Wanted: The Skill of Listening.

Have you noticed how common it is in our culture to interrupt each other in mid-sentence?   Even if your not an “interrupter” ask yourself how often you stop listening to what the other is saying to begin formulating your response in your mind?  As well, no one enjoys being married to a person who is always correcting or criticizing what they say.

These patterns of communication happen at work, around the dinner table, between spouses, parents, kids and everywhere.  We often fail to truly listen to others and validate their opinions or feelings, regardless of whether we agree with them or not.  In my own house I see this happening and I am guilty of it as much as the others.   We live in a culture where the loudest and most aggressive voices are the ones heard, yet, is anyone really listening?

When it comes to a marriage relationship, the communication skill of listening and honoring each others thoughts and opinions is essential to a healthy and positive relationship.  Too often one person in a marriage keeps their feelings to them self when there is a pattern of being ignored, interrupted, or criticized for the things they say.

Where To Start?

Thinking from the perspective of prevention, we need to start with the reality that many adults go into marriage with poor listening habits.  Thus, if we as parents want to give our kids a skill that will serve them well in adulthood and marriage, we would do well to teach them how to listen, as well as give them the confidence to share their thoughts and ask good questions.

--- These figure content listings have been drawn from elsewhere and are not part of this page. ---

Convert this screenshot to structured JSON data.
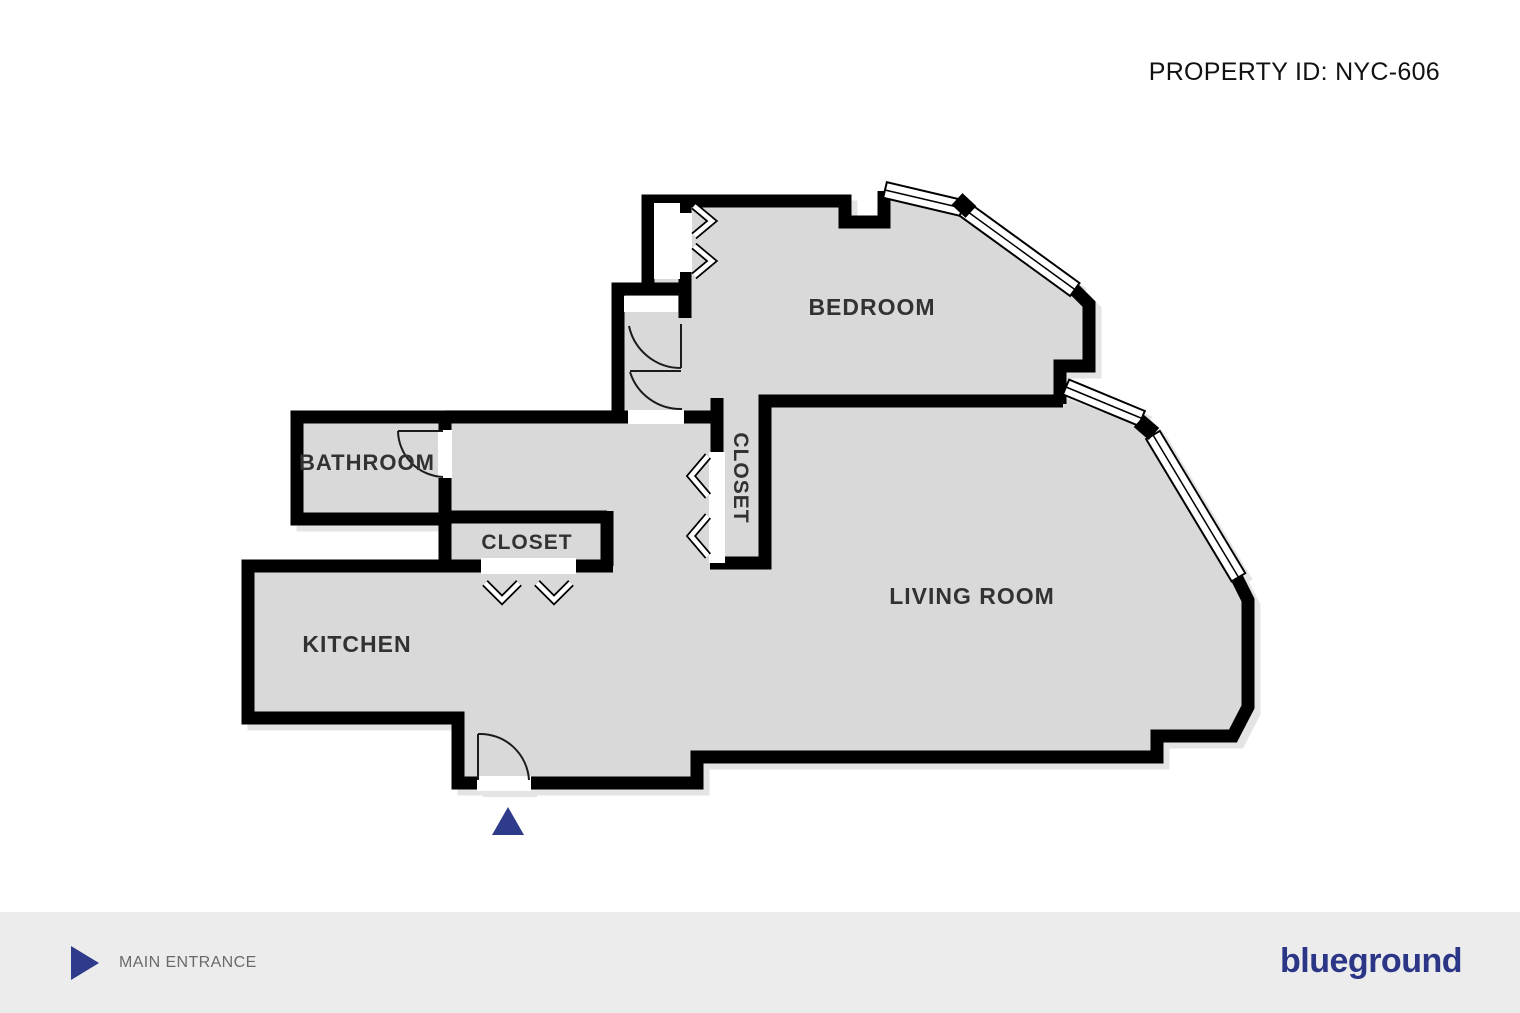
{
  "header": {
    "property_id_label": "PROPERTY ID: NYC-606"
  },
  "floorplan": {
    "rooms": [
      {
        "name": "bedroom",
        "label": "BEDROOM"
      },
      {
        "name": "living-room",
        "label": "LIVING ROOM"
      },
      {
        "name": "kitchen",
        "label": "KITCHEN"
      },
      {
        "name": "bathroom",
        "label": "BATHROOM"
      },
      {
        "name": "closet-hall",
        "label": "CLOSET"
      },
      {
        "name": "closet-living",
        "label": "CLOSET"
      }
    ],
    "features": {
      "windows_count": 4,
      "doors_count": 4,
      "entrance_marker": "blue-triangle"
    },
    "colors": {
      "wall": "#000000",
      "floor": "#d9d9d9",
      "label": "#333333",
      "accent_blue": "#2e3a8a",
      "shadow": "#e4e4e4"
    }
  },
  "footer": {
    "entrance_label": "MAIN ENTRANCE",
    "brand": "blueground",
    "background": "#ececec",
    "text_color": "#6a6a6a"
  }
}
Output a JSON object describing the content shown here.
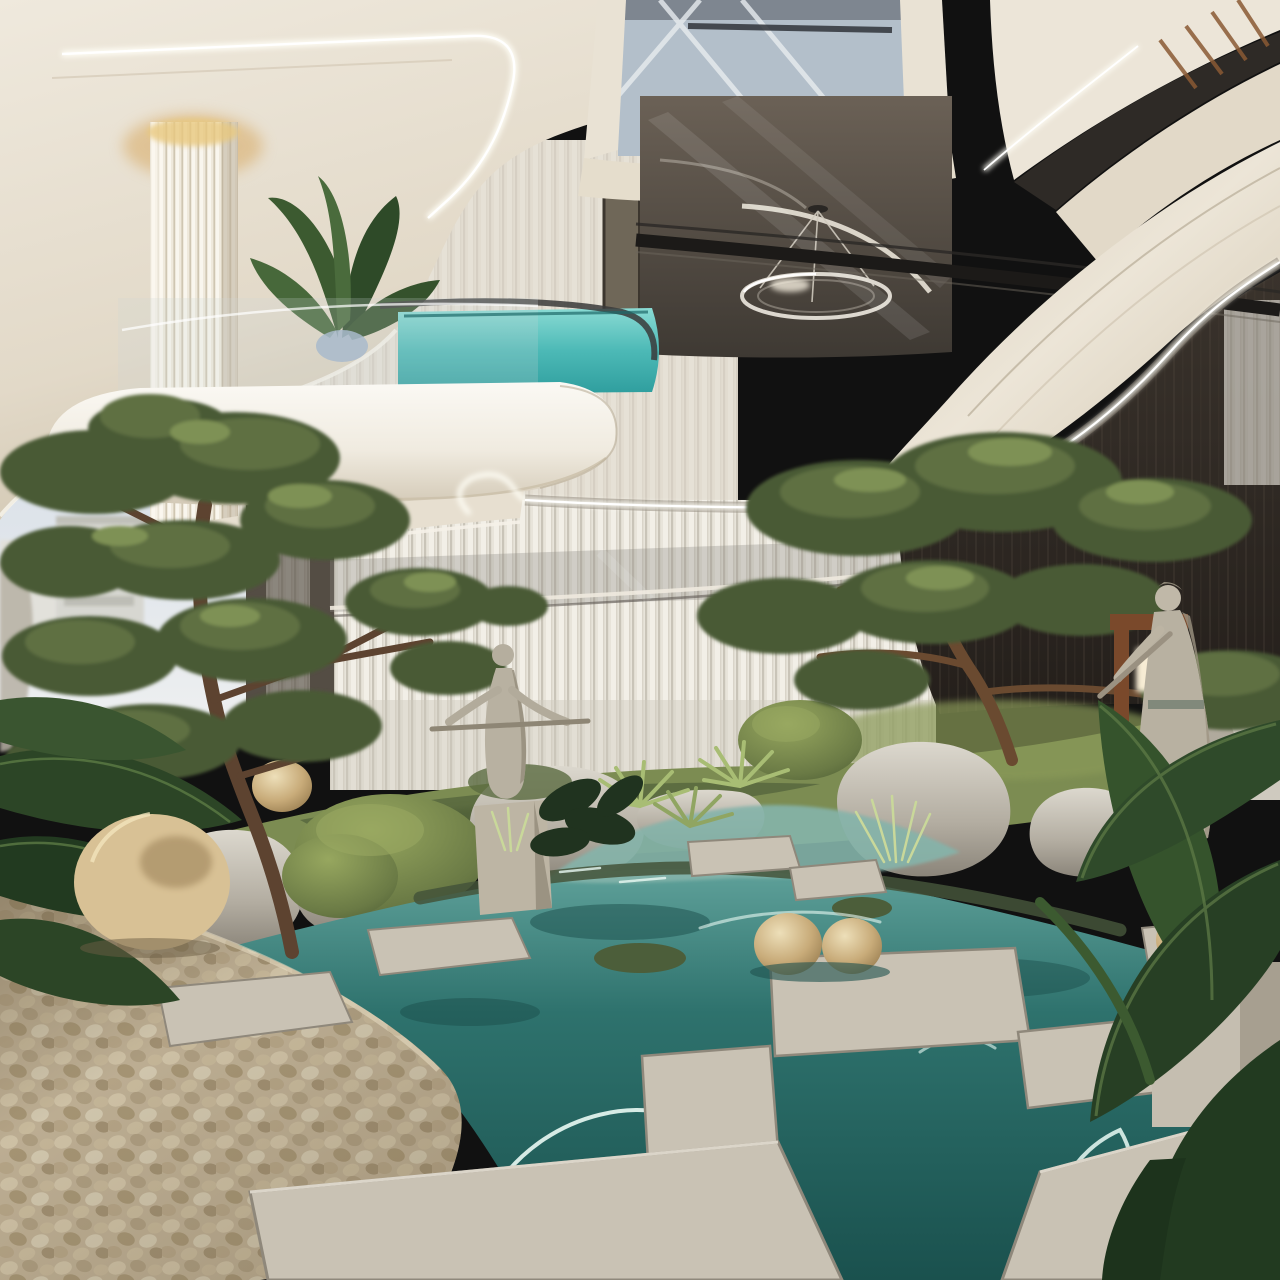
{
  "scene": {
    "kind": "photorealistic-architectural-render",
    "subject": "luxury-atrium-zen-garden-with-koi-pond",
    "elements": [
      "sky",
      "distant-building",
      "curved-cream-balconies",
      "led-light-strips",
      "fluted-column",
      "glass-pool-balcony",
      "banana-plant",
      "ring-chandelier",
      "glass-railing",
      "curtain-wall",
      "dark-interior-wall",
      "wood-slat-accent",
      "left-pine-tree",
      "right-bonsai-pine",
      "moss-bank",
      "boulders",
      "clipped-shrubs",
      "fan-palms",
      "pond-water",
      "caustic-reflections",
      "stepping-stones",
      "pebble-mound",
      "stone-spheres",
      "flute-player-statue-center",
      "flute-player-statue-right",
      "wooden-lantern-frame",
      "tropical-leaves"
    ]
  },
  "palette": {
    "sky_top": "#c7d2e3",
    "sky_bottom": "#edeff0",
    "cream_light": "#f3eee4",
    "cream": "#e7dfd0",
    "cream_shadow": "#cfc4af",
    "slab_white": "#f6f3ec",
    "led": "#fffef6",
    "gold_glow": "#d9af6d",
    "ceiling_dark": "#554c44",
    "dark_wall": "#2c2620",
    "wood_slat": "#8a5a34",
    "glass_blue": "#b3bfca",
    "curtain": "#e8e4da",
    "curtain_stripe": "#d2cdc2",
    "pool_deep": "#2f9e9e",
    "pond_deep": "#1c5955",
    "stream": "#85b4aa",
    "caustic": "#eafaf4",
    "grass": "#7c8c52",
    "moss": "#55653d",
    "pine_dark": "#4a5a36",
    "pine_mid": "#5f7042",
    "pine_light": "#7e9154",
    "leaf_dark": "#2b4426",
    "leaf_mid": "#3c5a30",
    "boulder": "#b3ada1",
    "boulder_light": "#d8d4ca",
    "slab_stone": "#c9c2b4",
    "slab_edge": "#948d7f",
    "pebble": "#c3b499",
    "sphere": "#d8c195",
    "statue": "#b8b1a1",
    "statue_shadow": "#96907f",
    "wood": "#7a492b",
    "lantern": "#f7ecd4",
    "rail_dark": "#1c1a18",
    "trunk": "#5d4330"
  }
}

Below are some ideas that can be adapted and get you started with your kids, or with each other.

  1. Discourage interruptions.  Make your house a “no-interruption” zone.  Use rewards or consequences in a way that encourages everyone, adult and child, to practice the common courtesy of letting others finish their thoughts.  While no one is perfect, make this the norm, not the exception.
  2. The Saltshaker.  In our house we went through a period at the dinner table where it was so bad we started having the person who was speaking hold the saltshaker.  When someone interrupted, the speaker would hold up the saltshaker and remind them that they had the floor.  The offender would apologize and encourage the speaker to continue.
  3. Tell stories.  Telling stories around the dinner table or on the go in the car is a great way to practice listening skills.  Encourage questions and give affirmations.
  4. Ask questions.  Now is the time to instill the belief in your kids that it’s okay to ask questions and share their opinions with others.  Too many children grow up inhibited because they were criticized for asking questions or when sharing their thoughts.  Make it a practice to ask your kids questions and affirm them when they ask you questions.
  5. Thank others when they share their opinion.  This is a powerful validation of each other, especially when you may not agree with what they said.  In doing this you are telling the other person they are important to you and you care about what they think.